Überwältigende Resonanz auf Spendenaufruf für Flüchtlinge

Mehr als 100 Bürger sind dem Aufruf des Friedensarchivs nachgekommen, das um Spenden für die im Sterkrader Heim an der Weierstraße lebenden Flüchtlinge gebeten hatte. „Die Resonanz war überwältigend“, sagt eine Mitarbeiterin des Friedensarchivs am Telefon. „Wir haben so viel Zuspruch erhalten, dass wir jetzt erst einmal einen Spendenstopp ausrufen, um die vielen Angebote abzuarbeiten.“

Die Organisation hatte um Kleidung, Schulmaterialien, Bücher oder Spielzeug für die Flüchtlinge gebeten.
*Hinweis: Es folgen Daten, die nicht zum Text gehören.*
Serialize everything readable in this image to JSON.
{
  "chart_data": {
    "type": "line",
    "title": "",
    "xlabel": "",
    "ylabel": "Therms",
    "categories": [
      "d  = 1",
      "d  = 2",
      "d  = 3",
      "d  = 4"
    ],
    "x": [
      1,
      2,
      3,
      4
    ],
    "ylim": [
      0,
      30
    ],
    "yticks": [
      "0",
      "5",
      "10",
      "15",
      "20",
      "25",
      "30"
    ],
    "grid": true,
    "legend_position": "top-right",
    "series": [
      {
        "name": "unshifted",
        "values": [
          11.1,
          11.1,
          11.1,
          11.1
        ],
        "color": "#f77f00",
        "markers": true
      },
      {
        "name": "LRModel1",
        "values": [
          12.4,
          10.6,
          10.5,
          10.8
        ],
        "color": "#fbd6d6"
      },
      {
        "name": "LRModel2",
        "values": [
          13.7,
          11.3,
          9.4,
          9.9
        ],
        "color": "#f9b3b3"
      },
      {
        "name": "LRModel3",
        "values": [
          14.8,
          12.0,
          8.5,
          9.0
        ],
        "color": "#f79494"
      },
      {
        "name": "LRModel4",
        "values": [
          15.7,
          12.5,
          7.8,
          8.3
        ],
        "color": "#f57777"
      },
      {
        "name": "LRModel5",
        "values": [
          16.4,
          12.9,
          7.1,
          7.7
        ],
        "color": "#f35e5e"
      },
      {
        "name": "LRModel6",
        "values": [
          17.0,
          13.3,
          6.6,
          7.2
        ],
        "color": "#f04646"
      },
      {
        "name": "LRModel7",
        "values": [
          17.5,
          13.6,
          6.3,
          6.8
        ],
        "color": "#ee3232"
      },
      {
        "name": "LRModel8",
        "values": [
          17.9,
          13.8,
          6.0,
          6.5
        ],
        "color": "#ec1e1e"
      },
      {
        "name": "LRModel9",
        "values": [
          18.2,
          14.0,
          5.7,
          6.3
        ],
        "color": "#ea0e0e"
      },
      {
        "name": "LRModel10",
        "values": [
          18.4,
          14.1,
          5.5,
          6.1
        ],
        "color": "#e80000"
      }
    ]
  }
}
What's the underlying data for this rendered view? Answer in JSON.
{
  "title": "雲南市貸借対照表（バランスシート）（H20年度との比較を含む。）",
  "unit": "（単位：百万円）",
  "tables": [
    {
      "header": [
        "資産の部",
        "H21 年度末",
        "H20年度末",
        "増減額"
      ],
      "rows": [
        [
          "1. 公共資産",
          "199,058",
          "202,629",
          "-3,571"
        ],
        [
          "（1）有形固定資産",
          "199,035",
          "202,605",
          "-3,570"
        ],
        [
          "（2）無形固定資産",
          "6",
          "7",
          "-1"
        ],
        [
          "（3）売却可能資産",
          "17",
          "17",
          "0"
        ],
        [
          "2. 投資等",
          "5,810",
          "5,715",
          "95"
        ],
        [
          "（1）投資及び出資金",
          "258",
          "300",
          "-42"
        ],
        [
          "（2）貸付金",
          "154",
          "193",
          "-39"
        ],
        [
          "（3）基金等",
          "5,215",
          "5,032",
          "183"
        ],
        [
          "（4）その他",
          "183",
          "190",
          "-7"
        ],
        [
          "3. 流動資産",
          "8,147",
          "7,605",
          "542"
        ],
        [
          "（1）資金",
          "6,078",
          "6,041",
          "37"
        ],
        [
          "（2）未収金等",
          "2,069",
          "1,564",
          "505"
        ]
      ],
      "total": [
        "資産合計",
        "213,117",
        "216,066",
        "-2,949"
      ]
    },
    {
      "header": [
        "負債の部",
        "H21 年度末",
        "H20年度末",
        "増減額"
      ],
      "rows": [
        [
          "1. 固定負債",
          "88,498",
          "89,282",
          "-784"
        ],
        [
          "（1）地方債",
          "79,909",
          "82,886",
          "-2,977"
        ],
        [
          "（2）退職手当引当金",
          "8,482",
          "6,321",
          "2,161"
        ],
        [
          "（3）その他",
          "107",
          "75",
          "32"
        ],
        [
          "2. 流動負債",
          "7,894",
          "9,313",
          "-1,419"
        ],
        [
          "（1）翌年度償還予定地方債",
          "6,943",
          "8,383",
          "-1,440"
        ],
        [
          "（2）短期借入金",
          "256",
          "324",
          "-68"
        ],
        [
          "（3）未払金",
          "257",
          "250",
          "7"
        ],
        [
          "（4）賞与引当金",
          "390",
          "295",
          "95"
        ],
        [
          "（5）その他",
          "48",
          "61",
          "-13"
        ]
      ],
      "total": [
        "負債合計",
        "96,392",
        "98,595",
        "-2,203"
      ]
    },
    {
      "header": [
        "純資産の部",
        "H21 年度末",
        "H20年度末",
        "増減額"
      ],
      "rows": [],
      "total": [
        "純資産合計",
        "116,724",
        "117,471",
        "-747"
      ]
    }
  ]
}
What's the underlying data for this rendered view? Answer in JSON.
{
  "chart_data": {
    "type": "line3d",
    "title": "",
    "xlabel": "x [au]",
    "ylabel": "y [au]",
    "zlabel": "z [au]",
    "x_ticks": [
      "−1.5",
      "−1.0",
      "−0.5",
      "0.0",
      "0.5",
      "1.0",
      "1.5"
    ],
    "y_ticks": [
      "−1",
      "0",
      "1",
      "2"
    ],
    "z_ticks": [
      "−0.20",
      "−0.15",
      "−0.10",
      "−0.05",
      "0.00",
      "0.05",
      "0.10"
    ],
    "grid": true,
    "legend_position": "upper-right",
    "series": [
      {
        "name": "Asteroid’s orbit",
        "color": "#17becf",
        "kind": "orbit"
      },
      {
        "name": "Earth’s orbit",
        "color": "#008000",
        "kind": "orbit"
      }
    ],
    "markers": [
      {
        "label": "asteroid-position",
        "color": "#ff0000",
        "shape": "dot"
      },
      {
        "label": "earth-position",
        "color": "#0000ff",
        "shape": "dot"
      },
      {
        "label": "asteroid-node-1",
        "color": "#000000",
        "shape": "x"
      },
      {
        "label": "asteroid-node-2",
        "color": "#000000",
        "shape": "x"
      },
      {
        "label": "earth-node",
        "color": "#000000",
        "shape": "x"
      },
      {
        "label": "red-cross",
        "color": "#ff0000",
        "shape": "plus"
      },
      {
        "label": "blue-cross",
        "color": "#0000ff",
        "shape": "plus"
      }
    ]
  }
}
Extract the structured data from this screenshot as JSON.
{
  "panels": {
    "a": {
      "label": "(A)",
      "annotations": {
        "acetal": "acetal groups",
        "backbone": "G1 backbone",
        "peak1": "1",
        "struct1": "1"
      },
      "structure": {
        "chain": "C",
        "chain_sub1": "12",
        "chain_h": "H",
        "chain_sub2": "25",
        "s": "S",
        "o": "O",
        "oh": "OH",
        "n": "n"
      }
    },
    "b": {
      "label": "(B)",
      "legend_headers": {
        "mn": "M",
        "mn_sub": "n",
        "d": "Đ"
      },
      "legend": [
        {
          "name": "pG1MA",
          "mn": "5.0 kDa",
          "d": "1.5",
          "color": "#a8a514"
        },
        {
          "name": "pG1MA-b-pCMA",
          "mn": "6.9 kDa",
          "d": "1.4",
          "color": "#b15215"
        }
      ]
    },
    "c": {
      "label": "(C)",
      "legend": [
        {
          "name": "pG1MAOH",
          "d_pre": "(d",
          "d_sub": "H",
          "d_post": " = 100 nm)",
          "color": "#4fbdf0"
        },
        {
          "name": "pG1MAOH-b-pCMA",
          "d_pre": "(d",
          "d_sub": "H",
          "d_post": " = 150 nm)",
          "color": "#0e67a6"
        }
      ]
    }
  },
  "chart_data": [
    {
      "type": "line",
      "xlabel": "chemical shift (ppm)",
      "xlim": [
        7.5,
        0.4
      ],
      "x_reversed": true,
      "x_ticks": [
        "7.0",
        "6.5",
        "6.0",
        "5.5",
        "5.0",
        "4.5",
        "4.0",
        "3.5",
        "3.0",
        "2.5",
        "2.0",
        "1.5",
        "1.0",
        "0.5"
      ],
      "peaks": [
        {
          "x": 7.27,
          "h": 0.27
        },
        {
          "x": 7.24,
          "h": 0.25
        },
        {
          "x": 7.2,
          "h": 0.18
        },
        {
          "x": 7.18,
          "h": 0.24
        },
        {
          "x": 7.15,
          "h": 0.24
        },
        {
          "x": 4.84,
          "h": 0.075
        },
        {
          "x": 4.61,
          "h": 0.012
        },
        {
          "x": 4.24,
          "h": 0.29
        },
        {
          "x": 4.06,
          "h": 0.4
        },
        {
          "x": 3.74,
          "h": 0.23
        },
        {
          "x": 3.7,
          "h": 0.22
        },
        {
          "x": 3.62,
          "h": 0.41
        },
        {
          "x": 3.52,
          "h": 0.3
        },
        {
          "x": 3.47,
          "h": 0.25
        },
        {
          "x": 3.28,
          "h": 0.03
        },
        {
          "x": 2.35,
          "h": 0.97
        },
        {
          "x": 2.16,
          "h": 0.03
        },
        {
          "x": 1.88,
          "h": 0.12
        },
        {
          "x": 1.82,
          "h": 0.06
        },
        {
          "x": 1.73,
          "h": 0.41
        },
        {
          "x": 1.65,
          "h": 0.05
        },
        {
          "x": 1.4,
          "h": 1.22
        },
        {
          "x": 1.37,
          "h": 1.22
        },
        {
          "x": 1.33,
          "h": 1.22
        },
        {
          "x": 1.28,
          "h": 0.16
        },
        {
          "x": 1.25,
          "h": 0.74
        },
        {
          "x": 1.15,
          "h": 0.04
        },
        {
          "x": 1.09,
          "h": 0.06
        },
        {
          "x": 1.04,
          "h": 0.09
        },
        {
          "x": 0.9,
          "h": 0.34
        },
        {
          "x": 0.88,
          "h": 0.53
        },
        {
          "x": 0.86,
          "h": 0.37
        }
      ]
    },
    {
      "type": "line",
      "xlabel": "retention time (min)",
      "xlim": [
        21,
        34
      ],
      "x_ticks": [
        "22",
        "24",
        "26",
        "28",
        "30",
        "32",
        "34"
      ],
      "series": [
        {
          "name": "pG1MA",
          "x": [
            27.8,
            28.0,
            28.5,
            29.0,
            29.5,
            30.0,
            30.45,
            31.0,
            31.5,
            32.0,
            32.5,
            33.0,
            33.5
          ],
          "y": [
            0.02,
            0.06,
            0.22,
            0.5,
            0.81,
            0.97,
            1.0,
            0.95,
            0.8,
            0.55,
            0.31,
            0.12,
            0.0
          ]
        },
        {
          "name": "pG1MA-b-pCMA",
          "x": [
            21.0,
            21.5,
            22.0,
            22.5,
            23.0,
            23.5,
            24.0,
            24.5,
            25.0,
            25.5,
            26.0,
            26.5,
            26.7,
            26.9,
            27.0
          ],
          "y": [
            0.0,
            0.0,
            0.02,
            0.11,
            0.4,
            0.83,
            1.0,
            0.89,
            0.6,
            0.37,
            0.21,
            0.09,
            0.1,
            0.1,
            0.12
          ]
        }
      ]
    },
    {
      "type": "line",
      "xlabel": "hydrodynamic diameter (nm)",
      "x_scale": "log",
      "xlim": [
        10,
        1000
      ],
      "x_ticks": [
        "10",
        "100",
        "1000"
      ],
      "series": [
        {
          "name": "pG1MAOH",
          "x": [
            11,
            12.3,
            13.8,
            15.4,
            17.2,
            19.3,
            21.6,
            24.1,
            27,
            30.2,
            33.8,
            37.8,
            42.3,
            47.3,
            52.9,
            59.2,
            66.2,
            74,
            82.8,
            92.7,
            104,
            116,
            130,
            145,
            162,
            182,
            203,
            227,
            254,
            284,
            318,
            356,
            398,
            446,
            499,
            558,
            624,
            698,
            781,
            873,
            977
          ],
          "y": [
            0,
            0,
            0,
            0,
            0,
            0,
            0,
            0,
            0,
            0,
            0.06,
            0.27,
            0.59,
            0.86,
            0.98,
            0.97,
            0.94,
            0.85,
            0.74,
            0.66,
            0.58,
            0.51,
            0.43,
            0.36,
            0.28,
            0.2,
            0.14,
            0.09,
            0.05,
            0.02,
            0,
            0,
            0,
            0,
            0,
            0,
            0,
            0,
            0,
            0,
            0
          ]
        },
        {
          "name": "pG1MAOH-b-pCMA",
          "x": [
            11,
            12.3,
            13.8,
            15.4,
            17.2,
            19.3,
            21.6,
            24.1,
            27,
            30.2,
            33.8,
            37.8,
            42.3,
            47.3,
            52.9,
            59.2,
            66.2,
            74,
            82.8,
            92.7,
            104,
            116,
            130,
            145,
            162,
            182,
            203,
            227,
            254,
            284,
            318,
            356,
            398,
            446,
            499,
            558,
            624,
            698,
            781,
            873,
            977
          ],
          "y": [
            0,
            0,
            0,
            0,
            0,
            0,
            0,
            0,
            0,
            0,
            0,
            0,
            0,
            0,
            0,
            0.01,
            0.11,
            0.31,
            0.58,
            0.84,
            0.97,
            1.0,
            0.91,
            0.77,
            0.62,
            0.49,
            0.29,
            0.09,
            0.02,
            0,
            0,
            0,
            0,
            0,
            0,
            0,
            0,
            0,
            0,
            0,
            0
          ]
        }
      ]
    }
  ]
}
Zahlreiche spendenwillige Bürger reagierten. „Wir beantworten alle E-Mails, bitten aber um etwas Geduld.“

Einige der Spenden seien aber bereits an der Weierstraße angekommen. Vor Ort haben Mitarbeiter des Friedensarchivs Bürger mit ihren Spenden empfangen. Verteilt wurden sie dann auch meist direkt auf dem Parkplatz. „Besser wäre es gewesen, wir hätten einen Raum gehabt, in dem wir die Sachen aufbauen und besser sortieren konnten.“ Denn nicht alle in Sterkrade lebenden Flüchtlinge seien zur Spendenausgabe gekommen. „Einige haben sich vielleicht auch nicht getraut.“

Gerade weil die Spendenbereitschaft so groß ist, sucht das Friedensarchiv nun Kontakt zur Stadt. „Vielleicht kann man Einiges auch einlagern für neue Flüchtlinge, die nach Oberhausen kommen.“

Am 21. März will das Friedensarchiv mit anderen Aktiven und den Flüchtlingen zu einem Tag der offenen Tür in die Unterkunft an der Weierstraße einladen.